O casamento traz direito ao sexo, mas não obrigação;

O ato libidinoso é considerado gênero, sendo a conjunção carnal sua espécie;

Para que a denúncia de um crime seja recebida é necessário que ela seja precisa, não podendo ser genérica, portanto, no caso do crime em comento é necessário descrever o ato sexual violento da forma em que ocorreu. “Se mais de um fato, evidentemente, todos devem ser especificados para garantir o pleno direito de defesa”.

Elemento normativo “conjunção carnal”é a introdução peniana na cavidade vaginal, não se exigindo, para tanto, a penetração total nem tão-pouco a ejaculação. PROVA!!!!!

Objeto jurídico – é a liberdade sexual da pessoa, reprime as condutas anormais consideradas graves que afetam a moral média da sociedade

Objeto material – é a pessoa que sofre o constrangimento;

Obs: o modo de execução continua sendo por meio de violência ou grave ameaça.





1° - Violência física – a expressão “violência”representa a de natureza física (força bruta), alcançando as vias de fato e as lesões corporais leves, que ficam absorvidas.

2 ° - Violência moral (grave ameaça) – é a que atinge o psiquismo da vítima.
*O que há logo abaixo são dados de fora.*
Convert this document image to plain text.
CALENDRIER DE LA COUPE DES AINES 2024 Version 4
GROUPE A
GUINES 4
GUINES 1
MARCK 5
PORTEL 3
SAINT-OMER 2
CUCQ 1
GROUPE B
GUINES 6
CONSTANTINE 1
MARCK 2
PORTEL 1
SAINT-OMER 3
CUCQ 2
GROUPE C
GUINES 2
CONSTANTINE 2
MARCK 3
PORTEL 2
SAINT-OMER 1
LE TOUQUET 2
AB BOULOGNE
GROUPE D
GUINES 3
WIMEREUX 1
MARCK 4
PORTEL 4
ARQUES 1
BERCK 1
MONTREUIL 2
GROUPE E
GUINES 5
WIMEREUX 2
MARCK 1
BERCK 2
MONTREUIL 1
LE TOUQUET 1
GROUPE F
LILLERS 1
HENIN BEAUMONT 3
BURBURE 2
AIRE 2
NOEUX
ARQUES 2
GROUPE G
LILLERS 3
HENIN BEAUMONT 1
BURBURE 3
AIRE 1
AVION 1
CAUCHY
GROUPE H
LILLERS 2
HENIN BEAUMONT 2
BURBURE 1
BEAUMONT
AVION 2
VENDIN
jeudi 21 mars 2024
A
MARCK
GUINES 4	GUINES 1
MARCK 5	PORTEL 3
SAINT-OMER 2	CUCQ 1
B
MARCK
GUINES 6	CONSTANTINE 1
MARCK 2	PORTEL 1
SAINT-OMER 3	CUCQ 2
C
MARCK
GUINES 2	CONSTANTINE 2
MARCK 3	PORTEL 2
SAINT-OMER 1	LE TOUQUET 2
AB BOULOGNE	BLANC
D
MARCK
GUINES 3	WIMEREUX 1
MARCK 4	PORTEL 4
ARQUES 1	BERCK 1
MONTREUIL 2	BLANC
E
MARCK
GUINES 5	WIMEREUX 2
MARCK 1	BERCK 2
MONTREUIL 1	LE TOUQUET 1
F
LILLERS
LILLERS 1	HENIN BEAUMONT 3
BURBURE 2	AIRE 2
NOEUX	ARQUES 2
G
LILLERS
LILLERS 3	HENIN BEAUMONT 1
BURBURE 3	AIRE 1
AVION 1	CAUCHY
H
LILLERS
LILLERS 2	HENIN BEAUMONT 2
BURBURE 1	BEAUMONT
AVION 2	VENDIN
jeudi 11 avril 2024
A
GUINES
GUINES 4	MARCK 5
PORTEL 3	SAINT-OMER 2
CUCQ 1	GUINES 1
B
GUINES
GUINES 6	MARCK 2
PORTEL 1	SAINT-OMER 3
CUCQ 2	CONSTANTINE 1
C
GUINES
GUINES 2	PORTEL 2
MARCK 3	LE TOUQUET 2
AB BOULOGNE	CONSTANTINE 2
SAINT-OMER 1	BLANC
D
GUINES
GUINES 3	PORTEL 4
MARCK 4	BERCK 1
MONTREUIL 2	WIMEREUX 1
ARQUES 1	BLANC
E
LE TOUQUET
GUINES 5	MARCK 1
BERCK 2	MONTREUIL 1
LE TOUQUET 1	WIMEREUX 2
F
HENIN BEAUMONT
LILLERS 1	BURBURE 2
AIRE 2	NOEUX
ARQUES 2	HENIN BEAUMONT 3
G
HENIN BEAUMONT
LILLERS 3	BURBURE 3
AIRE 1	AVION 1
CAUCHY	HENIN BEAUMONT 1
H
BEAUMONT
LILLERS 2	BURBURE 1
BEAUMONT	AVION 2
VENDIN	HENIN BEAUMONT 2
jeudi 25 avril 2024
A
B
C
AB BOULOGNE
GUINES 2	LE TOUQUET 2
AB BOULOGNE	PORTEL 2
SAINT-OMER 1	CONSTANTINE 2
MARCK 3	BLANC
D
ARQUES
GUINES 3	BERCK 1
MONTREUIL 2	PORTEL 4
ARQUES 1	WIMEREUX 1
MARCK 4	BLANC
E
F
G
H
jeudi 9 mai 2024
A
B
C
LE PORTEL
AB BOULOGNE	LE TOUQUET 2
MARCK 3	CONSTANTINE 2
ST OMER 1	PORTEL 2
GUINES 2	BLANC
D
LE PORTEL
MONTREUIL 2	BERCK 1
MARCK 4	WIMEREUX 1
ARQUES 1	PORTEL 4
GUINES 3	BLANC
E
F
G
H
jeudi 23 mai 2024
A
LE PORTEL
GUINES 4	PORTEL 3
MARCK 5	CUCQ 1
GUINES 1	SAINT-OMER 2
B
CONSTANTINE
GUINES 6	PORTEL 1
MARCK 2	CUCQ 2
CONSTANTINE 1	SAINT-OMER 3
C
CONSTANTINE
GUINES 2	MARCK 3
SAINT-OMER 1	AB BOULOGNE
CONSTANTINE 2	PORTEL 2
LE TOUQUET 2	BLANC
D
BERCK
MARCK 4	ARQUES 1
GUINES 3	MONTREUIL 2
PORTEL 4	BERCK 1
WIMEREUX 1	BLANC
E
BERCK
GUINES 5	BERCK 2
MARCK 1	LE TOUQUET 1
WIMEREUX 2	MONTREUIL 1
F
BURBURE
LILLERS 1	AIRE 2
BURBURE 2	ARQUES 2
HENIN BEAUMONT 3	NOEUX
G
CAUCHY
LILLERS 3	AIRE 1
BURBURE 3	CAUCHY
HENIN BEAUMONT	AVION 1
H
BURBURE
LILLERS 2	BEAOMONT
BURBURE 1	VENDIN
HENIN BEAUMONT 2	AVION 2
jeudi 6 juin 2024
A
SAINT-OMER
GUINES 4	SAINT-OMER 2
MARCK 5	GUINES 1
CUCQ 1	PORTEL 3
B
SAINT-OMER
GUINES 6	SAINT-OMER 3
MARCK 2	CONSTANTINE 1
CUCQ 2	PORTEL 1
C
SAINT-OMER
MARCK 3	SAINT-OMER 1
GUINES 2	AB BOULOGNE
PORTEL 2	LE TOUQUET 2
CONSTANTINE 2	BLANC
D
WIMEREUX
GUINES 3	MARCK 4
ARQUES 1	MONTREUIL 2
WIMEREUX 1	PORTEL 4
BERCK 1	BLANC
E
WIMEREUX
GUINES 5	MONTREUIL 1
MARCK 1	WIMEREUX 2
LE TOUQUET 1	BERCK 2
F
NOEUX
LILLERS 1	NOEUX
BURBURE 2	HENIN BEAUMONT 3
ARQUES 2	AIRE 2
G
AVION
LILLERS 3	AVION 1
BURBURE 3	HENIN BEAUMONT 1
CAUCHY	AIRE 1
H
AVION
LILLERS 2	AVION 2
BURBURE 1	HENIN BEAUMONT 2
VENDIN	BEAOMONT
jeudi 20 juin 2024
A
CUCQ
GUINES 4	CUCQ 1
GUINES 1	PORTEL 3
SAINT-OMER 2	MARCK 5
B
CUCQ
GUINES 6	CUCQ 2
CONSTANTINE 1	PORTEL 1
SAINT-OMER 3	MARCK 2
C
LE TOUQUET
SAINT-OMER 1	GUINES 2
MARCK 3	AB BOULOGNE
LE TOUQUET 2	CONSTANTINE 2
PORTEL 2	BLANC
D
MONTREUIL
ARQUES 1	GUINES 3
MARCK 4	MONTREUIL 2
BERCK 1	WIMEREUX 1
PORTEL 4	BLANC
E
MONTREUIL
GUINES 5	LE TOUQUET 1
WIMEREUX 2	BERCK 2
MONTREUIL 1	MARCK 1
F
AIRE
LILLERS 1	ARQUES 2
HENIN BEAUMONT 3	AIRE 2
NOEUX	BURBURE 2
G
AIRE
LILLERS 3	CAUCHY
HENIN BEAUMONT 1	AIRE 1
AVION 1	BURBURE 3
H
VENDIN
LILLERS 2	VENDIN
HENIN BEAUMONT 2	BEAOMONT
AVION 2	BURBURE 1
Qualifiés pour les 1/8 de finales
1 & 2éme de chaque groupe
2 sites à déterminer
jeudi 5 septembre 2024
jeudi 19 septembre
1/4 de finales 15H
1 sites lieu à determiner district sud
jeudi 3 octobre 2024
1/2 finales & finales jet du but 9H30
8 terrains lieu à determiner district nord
É a grave ameaça, cuja capacidade de intimidar a vítima seja capaz de anular a sua capacidade de querer.



A ameaça pode ser: verbal, por escrito, gestos, sinal e atos simbólicos (forma livre);

Pode ser, ainda, por meio: justo, injusto (injusto para a vítima), direto ou indireto

Obs: há entendimento que o temor reverencia (respeito que filhos tem dos pais) é reconhecido como caracterizador da grave ameaça. Quando o crime é cometido pelos pais a pena é aumentada.

Exige-se, para a configuração do crime, que haja o dissenso da vítima e que este seja sincero e positivo;

Não se considera consenso da pessoa, quando esta se entrega ao estuprador por exaustão de suas forças, nem a que sucumbe ao medo, Ex: inércia por pânico ou grave situação de fato.